During my open public hearing presentation I once again raised the idea of using pharmacometrics to define a treatment effect for a clinical endpoint.  This is a much more critical issue for nosocomial pneumonia than for CABP since the FDA was able to finally get comfortable with a clinical endpoint there. To make trials feasible, we have to get away from mortality as the sole endpoint. John Rex raised this topic during the discussion.  He hammered the point that this discussion was critical to whether or not antibiotics would eve be available to Americans or not and to whether companies would want to begin, restart or continue work in the antibiotic field. While I believe that many on the AIDAC were deaf to the urgency of his appeal, they did finally get the message of using pharmacometrics.  This was discussed by enough committee members that I think even the FDA might have gotten the message.  In my view, this is the only way forward here.

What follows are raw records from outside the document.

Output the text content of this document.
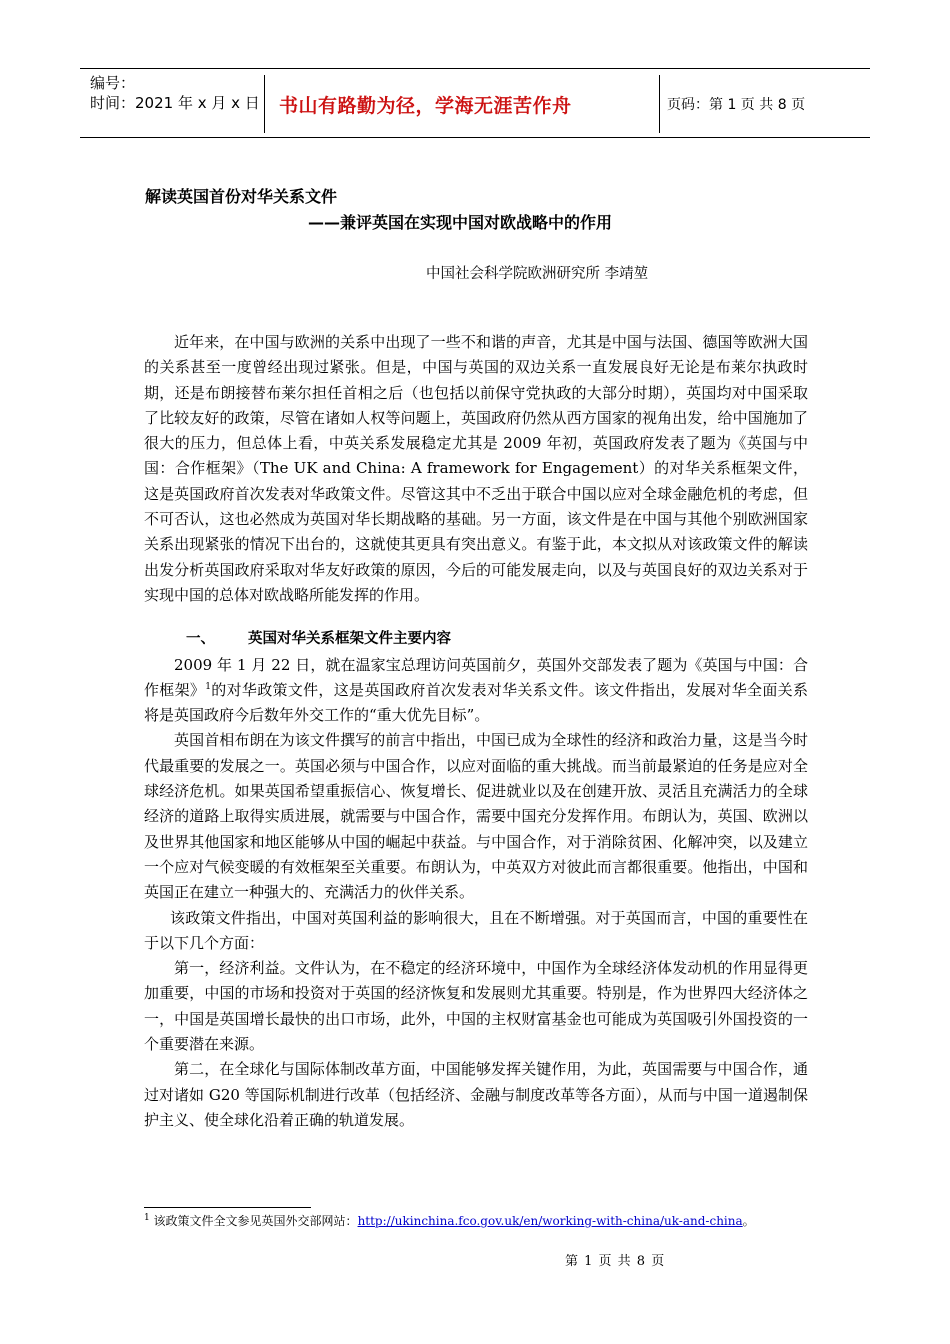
编号：
时间：2021 年 x 月 x 日 书山有路勤为径，学海无涯苦作舟	页码：第 1 页 共 8 页
解读英国首份对华关系文件
——兼评英国在实现中国对欧战略中的作用
中国社会科学院欧洲研究所 李靖堃

近年来，在中国与欧洲的关系中出现了一些不和谐的声音，尤其是中国与法国、德国等欧洲大国的关系甚至一度曾经出现过紧张。但是，中国与英国的双边关系一直发展良好无论是布莱尔执政时期，还是布朗接替布莱尔担任首相之后（也包括以前保守党执政的大部分时期），英国均对中国采取了比较友好的政策，尽管在诸如人权等问题上，英国政府仍然从西方国家的视角出发，给中国施加了很大的压力，但总体上看，中英关系发展稳定尤其是 2009 年初，英国政府发表了题为《英国与中国：合作框架》（The UK and China: A framework for Engagement）的对华关系框架文件，这是英国政府首次发表对华政策文件。尽管这其中不乏出于联合中国以应对全球金融危机的考虑，但不可否认，这也必然成为英国对华长期战略的基础。另一方面，该文件是在中国与其他个别欧洲国家关系出现紧张的情况下出台的，这就使其更具有突出意义。有鉴于此，本文拟从对该政策文件的解读出发分析英国政府采取对华友好政策的原因，今后的可能发展走向，以及与英国良好的双边关系对于实现中国的总体对欧战略所能发挥的作用。

一、 英国对华关系框架文件主要内容

2009 年 1 月 22 日，就在温家宝总理访问英国前夕，英国外交部发表了题为《英国与中国：合作框架》$^1$的对华政策文件，这是英国政府首次发表对华关系文件。该文件指出，发展对华全面关系将是英国政府今后数年外交工作的“重大优先目标”。

英国首相布朗在为该文件撰写的前言中指出，中国已成为全球性的经济和政治力量，这是当今时代最重要的发展之一。英国必须与中国合作，以应对面临的重大挑战。而当前最紧迫的任务是应对全球经济危机。如果英国希望重振信心、恢复增长、促进就业以及在创建开放、灵活且充满活力的全球经济的道路上取得实质进展，就需要与中国合作，需要中国充分发挥作用。布朗认为，英国、欧洲以及世界其他国家和地区能够从中国的崛起中获益。与中国合作，对于消除贫困、化解冲突，以及建立一个应对气候变暖的有效框架至关重要。布朗认为，中英双方对彼此而言都很重要。他指出，中国和英国正在建立一种强大的、充满活力的伙伴关系。

该政策文件指出，中国对英国利益的影响很大，且在不断增强。对于英国而言，中国的重要性在于以下几个方面：

第一，经济利益。文件认为，在不稳定的经济环境中，中国作为全球经济体发动机的作用显得更加重要，中国的市场和投资对于英国的经济恢复和发展则尤其重要。特别是，作为世界四大经济体之一，中国是英国增长最快的出口市场，此外，中国的主权财富基金也可能成为英国吸引外国投资的一个重要潜在来源。

第二，在全球化与国际体制改革方面，中国能够发挥关键作用，为此，英国需要与中国合作，通过对诸如 G20 等国际机制进行改革（包括经济、金融与制度改革等各方面），从而与中国一道遏制保护主义、使全球化沿着正确的轨道发展。

$^1$ 该政策文件全文参见英国外交部网站：http://ukinchina.fco.gov.uk/en/working-with-china/uk-and-china。
第 1 页 共 8 页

For the committee response  – most agreed that a single trial would be OK and a significant number agreed that the single trial could be of both HABP and VABP patients.  Again – if mortality is the endpoint and the mortality of the control must be 20% to maintain trial size at a reasonable level - this is going to be extremely hard to achieve, plus the microbiologically evaluable rate will decrease.  Nevertheless, this represents an extremely important option for companies. Unfortunately, most on the committee agreed with the use of the odds ratio approach which really punishes sponsors for going under 20% mortality at a time when both the incidence of this disease and its mortality are falling.

Finally, there was a discussion of the use of prior antibiotics.  The consensus seemed to be that there was little or no evidence that such treatment confounded trial interpretation and therefore that 24 hours or possibly even longer use might be tolerated.  There was no real resolution of the issue of concomitant therapy such as aminoglycoside use that was common in previous trails and is frequently required by clinical guidelines.  This will likely remain a thorny issue – but one which, might, once again be susceptible to interrogation using PK/PD methods.